D’abord fébrilement, en heurtant sur chaque mot, puis avec de plus en plus de confiance, il raconta son histoire, de ses premiers pas à aujourd’hui. Il raconta comment il était né dans une petite maison de campagne, entouré par des parents sévères mais aimants. Il raconta son enfance heureuse, son adolescence, ses années de collège puis de lycée. Il raconta sa rapide ascension dans l’immobilier, puis son brusque licenciement, ainsi que sa reconversion dans la comptabilité. Il raconta sa rencontre avec celle qui deviendra sa femme, il raconta l’amour qu’il lui portait, puis l’ennui qui finit par s’inviter dans leur vie de couple, ce quotidien si lassant qu’il finit par ronger peu à peu toute leur affection et leur complicité. Il raconta les longues procédures de divorce et comment, presque du jour au lendemain, il s’était retrouvé seul, sans argent ni repères, sans même de maison où dormir. Ainsi était sa vie depuis près de sept ans. Il approchait aujourd’hui de la cinquantaine et les rares cheveux qui lui restaient blanchissaient au fur et à mesure que le temps passait.

Lorsqu’il acheva son récit, il releva la tête vers Alice, sans trop savoir ce qu’il attendait d’elle. Il s’aperçut avec surprise que les yeux de la jeune fille brillaient de larmes.

- Je suis contente de t’avoir rencontré, dit-elle finalement.

- C’est à ton tour, maintenant, je crois.

Alice acquiesça en souriant. Elle s’accorda quelques secondes pour reprendre ses esprits, puis commença son histoire :

- Ma mère m’a élevée seule. C’était une femme solide, courageuse. Elle est tombée enceinte très jeune d’un homme qu’elle avait rencontré en vacances, et qu’elle n’a jamais revu depuis. Ses parents ne l’ont pas beaucoup soutenue et elle a dû tout construire sans leur aide ni celle de personne. Ça a été dur, tu sais, pour elle comme pour moi.

« Nous n’avions pas beaucoup de sous et à deux, la vie est moins joyeuse qu’à trois, mais ma mère m’aimait et l’enfance que j’ai vécue a été heureuse, malgré tout. À 18 ans, j’ai passé mon bac, puis j’ai fait la fac de droit. J’y suis toujours, d’ailleurs.

« Tu vois, je suis une personne comblée. Mais il y a quelque chose qui me manque tout de même, qui m’a toujours manqué, un trou béant dans l’histoire de ma vie que je n’ai jamais su reboucher.

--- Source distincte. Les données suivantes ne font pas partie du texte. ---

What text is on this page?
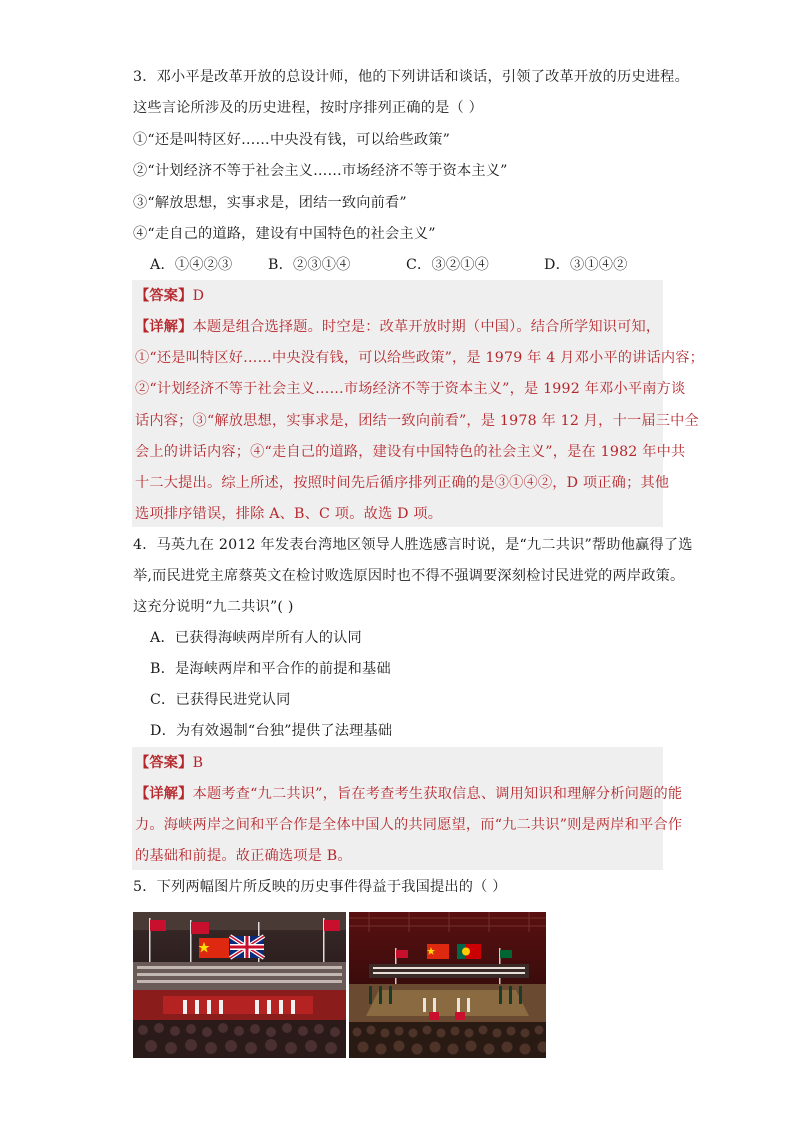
3．邓小平是改革开放的总设计师，他的下列讲话和谈话，引领了改革开放的历史进程。
这些言论所涉及的历史进程，按时序排列正确的是（ ）
①“还是叫特区好……中央没有钱，可以给些政策”
②“计划经济不等于社会主义……市场经济不等于资本主义”
③“解放思想，实事求是，团结一致向前看”
④“走自己的道路，建设有中国特色的社会主义”
A．①④②③	B．②③①④	C．③②①④	D．③①④②
【答案】D
【详解】本题是组合选择题。时空是：改革开放时期（中国）。结合所学知识可知，
①“还是叫特区好……中央没有钱，可以给些政策”，是 1979 年 4 月邓小平的讲话内容；
②“计划经济不等于社会主义……市场经济不等于资本主义”，是 1992 年邓小平南方谈
话内容；③“解放思想，实事求是，团结一致向前看”，是 1978 年 12 月，十一届三中全
会上的讲话内容；④“走自己的道路，建设有中国特色的社会主义”，是在 1982 年中共
十二大提出。综上所述，按照时间先后循序排列正确的是③①④②，D 项正确；其他
选项排序错误，排除 A、B、C 项。故选 D 项。
4．马英九在 2012 年发表台湾地区领导人胜选感言时说，是“九二共识”帮助他赢得了选
举,而民进党主席蔡英文在检讨败选原因时也不得不强调要深刻检讨民进党的两岸政策。
这充分说明“九二共识”( )
A．已获得海峡两岸所有人的认同
B．是海峡两岸和平合作的前提和基础
C．已获得民进党认同
D．为有效遏制“台独”提供了法理基础
【答案】B
【详解】本题考查“九二共识”，旨在考查考生获取信息、调用知识和理解分析问题的能
力。海峡两岸之间和平合作是全体中国人的共同愿望，而“九二共识”则是两岸和平合作
的基础和前提。故正确选项是 B。
5．下列两幅图片所反映的历史事件得益于我国提出的（ ）
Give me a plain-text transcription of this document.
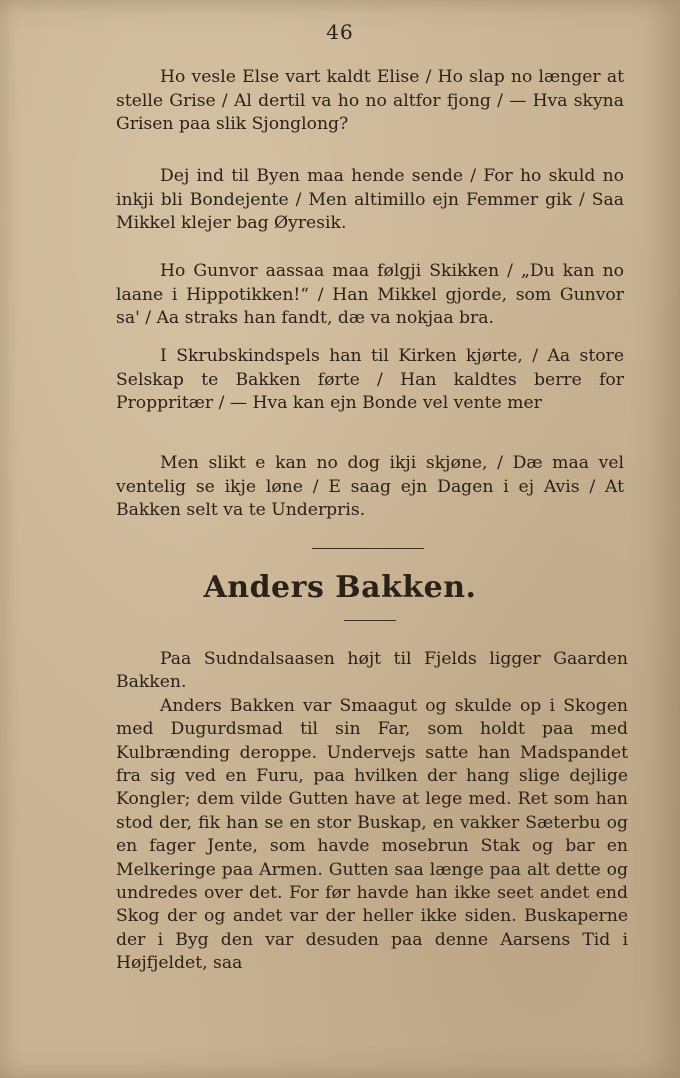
46
Ho vesle Else vart kaldt Elise / Ho slap no længer at stelle Grise / Al dertil va ho no altfor fjong / — Hva skyna Grisen paa slik Sjonglong?
Dej ind til Byen maa hende sende / For ho skuld no inkji bli Bondejente / Men altimillo ejn Femmer gik / Saa Mikkel klejer bag Øyresik.
Ho Gunvor aassaa maa følgji Skikken / „Du kan no laane i Hippotikken!“ / Han Mikkel gjorde, som Gunvor sa' / Aa straks han fandt, dæ va nokjaa bra.
I Skrubskindspels han til Kirken kjørte, / Aa store Selskap te Bakken førte / Han kaldtes berre for Proppritær / — Hva kan ejn Bonde vel vente mer
Men slikt e kan no dog ikji skjøne, / Dæ maa vel ventelig se ikje løne / E saag ejn Dagen i ej Avis / At Bakken selt va te Underpris.
Anders Bakken.

Paa Sudndalsaasen højt til Fjelds ligger Gaarden Bakken.

Anders Bakken var Smaagut og skulde op i Skogen med Dugurdsmad til sin Far, som holdt paa med Kulbrænding deroppe. Undervejs satte han Madspandet fra sig ved en Furu, paa hvilken der hang slige dejlige Kongler; dem vilde Gutten have at lege med. Ret som han stod der, fik han se en stor Buskap, en vakker Sæterbu og en fager Jente, som havde mosebrun Stak og bar en Melkeringe paa Armen. Gutten saa længe paa alt dette og undredes over det. For før havde han ikke seet andet end Skog der og andet var der heller ikke siden. Buskaperne der i Byg den var desuden paa denne Aarsens Tid i Højfjeldet, saa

Il y a deux ans, l’homme qui partage ma vie a évoqué l’idée d’avoir un enfant. Ça peut paraître étrange mais cette conversation a réveillé chez moi la certitude que je ne pourrais pas être mère avant d’avoir été fille, la fille de quelqu’un. J’avais besoin de savoir d’où je venais, de qui je venais. Moi qui ne suis après tout que le fruit d’une fête un peu trop arrosée, la nécessité de renouer avec mes racines, de comprendre ce qui avait pu mener à ma création, cette chose qu’est celle de donner la vie, d’élever un enfant. Je n’étais pas désirée, je le sais, mais pour moi c’était la même chose. J’ai ma mère, bien sûr. Mais ne posséder qu’une partie de ce que j’aurais dû avoir ne m’a fait ressentir que plus âprement encore ce qui me manquait, cette abîme qui s’ouvrait dès que j’interrogeais ce pan de mon histoire.

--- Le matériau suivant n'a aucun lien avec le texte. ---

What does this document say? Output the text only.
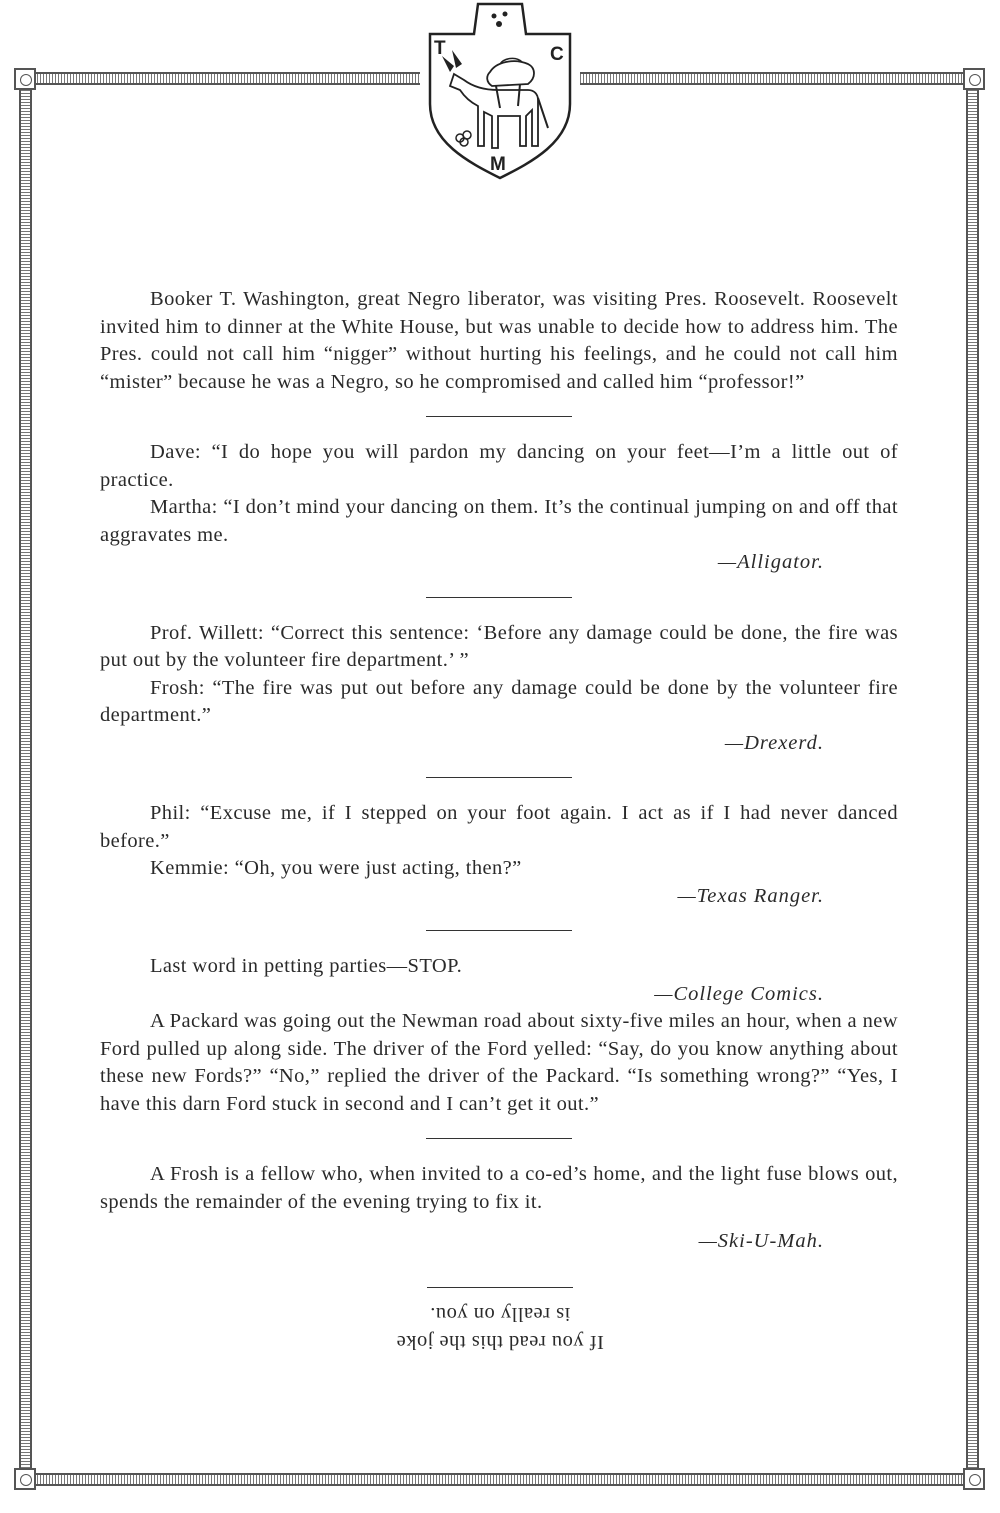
T	C
M

Booker T. Washington, great Negro liberator, was visiting Pres. Roosevelt. Roosevelt invited him to dinner at the White House, but was unable to decide how to address him. The Pres. could not call him “nigger” without hurting his feelings, and he could not call him “mister” because he was a Negro, so he compromised and called him “professor!”

Dave: “I do hope you will pardon my dancing on your feet—I’m a little out of practice.

Martha: “I don’t mind your dancing on them. It’s the continual jumping on and off that aggravates me.

—Alligator.

Prof. Willett: “Correct this sentence: ‘Before any damage could be done, the fire was put out by the volunteer fire department.’ ”

Frosh: “The fire was put out before any damage could be done by the volunteer fire department.”

—Drexerd.

Phil: “Excuse me, if I stepped on your foot again. I act as if I had never danced before.”

Kemmie: “Oh, you were just acting, then?”

—Texas Ranger.

Last word in petting parties—STOP.

—College Comics.

A Packard was going out the Newman road about sixty-five miles an hour, when a new Ford pulled up along side. The driver of the Ford yelled: “Say, do you know anything about these new Fords?” “No,” replied the driver of the Packard. “Is something wrong?” “Yes, I have this darn Ford stuck in second and I can’t get it out.”

A Frosh is a fellow who, when invited to a co-ed’s home, and the light fuse blows out, spends the remainder of the evening trying to fix it.

—Ski-U-Mah.
If you read this the joke
is really on you.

« J’ai questionné ma mère, à de multiples reprises. Mais bientôt, elle n’a plus eu rien à me dire. J’avais besoin de davantage de réponses, des réponses concrètes, palpables. Alors j’ai cherché. Dans les archives, à travers les récits de nombreuses personnes, j’ai tenté de trouver ce père dont j’ignorais tout. J’ai mis deux ans.

Elle se tut soudain, le regard perdu dans le vague. Sylvain était suspendu à ses lèvres, il demanda un peu trop vite :

- Et ensuite ? Tu l’as retrouvé, finalement ?

À l’instant où il formula sa question, il sut qu’il connaissait déjà la réponse. Il la connaissait, au fond, depuis l’instant où cette jeune fille sortie de nulle part avait débarqué chez lui. Alice releva la tête, son regard était d’une troublante intensité. Ils savaient tous les deux, mais aucun n’osait le dire, prononcer les mots à voix haute, ç’aurait été trop dur, trop abrupte.

Ce fut Alice qui brisa le silence. Elle le dit simplement, sans état d’âme, avec une facilité presque déconcertante, et Sylvain l’admira pour son sang-froid, son calme, son contrôle d’elle-même.

- Oui, fit-elle avec un petit sourire, oui, je crois bien que je l’ai trouvé.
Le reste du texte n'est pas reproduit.